Выпили за здоровье Константина Александровича.
Я шутливо сказал, что грешно болеть здесь, в холмистом сосновом Подмосковье, где воздух бодрящ и крепок, где можно поставить рекорд писательского долголетия.
Федин улыбнулся, потом посерьезнел и спросил озабоченно: каково мое здоровье?
— Пока не жалуюсь, — отвечал я. — Но вот какая метаморфоза происходит! Обостряется зрительная память, слабеет логическая.
Желая как бы утишить мое огорчение, Федин солидарно заметил, что и у него такое случается.

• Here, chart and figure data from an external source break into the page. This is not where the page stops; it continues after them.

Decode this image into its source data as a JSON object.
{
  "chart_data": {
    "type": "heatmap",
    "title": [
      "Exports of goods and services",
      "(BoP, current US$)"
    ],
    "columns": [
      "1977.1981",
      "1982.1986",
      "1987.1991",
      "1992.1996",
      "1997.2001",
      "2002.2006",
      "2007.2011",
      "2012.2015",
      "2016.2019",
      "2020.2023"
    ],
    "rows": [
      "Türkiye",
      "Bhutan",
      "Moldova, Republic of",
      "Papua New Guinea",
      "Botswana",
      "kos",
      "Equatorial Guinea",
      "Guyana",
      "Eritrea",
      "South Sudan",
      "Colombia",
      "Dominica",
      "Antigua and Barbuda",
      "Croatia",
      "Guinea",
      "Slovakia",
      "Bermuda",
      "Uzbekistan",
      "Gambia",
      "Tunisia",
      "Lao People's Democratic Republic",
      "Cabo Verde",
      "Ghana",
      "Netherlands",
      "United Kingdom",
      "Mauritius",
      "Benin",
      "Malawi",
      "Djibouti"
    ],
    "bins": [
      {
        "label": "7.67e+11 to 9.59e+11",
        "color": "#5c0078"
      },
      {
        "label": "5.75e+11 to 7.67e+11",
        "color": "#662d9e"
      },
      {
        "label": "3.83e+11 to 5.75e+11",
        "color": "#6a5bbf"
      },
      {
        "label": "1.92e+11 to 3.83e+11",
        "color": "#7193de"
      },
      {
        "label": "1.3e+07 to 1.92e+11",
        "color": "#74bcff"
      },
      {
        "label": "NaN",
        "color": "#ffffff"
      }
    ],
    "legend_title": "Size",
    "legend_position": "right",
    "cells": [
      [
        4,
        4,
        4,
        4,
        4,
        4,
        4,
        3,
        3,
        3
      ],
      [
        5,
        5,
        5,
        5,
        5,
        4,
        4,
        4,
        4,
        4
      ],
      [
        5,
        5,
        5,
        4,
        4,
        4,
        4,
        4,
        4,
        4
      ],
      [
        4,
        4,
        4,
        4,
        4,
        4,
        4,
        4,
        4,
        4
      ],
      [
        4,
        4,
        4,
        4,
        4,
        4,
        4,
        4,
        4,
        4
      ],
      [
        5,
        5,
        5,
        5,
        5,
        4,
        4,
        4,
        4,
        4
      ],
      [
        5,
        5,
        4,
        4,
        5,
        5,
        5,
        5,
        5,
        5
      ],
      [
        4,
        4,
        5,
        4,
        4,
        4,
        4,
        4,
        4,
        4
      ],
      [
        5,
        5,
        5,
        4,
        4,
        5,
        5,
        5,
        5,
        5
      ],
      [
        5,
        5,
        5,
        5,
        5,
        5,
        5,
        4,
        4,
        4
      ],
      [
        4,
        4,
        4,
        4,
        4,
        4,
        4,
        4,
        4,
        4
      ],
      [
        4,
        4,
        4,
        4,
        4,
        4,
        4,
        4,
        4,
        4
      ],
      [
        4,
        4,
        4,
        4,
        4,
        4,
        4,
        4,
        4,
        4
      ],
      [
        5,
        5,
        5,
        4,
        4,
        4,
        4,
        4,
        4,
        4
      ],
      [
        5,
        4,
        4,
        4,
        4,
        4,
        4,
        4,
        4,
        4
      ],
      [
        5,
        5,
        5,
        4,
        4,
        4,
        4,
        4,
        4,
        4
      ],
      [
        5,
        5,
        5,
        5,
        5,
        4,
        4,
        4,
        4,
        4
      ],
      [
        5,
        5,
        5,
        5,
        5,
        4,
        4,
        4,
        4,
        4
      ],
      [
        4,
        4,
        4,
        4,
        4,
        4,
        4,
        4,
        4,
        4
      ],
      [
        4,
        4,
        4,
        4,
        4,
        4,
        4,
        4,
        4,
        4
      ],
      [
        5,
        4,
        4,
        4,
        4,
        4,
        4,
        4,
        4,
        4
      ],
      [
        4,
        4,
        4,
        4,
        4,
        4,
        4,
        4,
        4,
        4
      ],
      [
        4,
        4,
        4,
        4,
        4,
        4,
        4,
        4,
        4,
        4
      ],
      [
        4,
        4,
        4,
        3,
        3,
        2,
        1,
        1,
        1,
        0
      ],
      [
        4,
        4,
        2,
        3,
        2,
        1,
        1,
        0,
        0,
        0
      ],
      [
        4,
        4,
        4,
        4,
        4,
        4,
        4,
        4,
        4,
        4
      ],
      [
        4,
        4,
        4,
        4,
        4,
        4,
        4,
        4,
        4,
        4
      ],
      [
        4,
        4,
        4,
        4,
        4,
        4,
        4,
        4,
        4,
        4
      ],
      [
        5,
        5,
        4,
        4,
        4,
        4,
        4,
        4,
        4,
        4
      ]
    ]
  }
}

«Ах, милый Константин Александрович! — подумалось мне. — Да ведь вам же скоро восемьдесят».
Высокий интеллект, изящную простоту, умение слушать собеседника (а это тоже талант!) — все это ощущаешь в К. А. Федине при первой же встрече, и все это в каждом человеке, будь он даже стеснительный и замкнутый, вызывает желание высказать заветные думы.
— Не кажется ли вам, Константин Александрович, — говорю я, — что за последнее время в книгах многих литераторов усилился «критический запал»?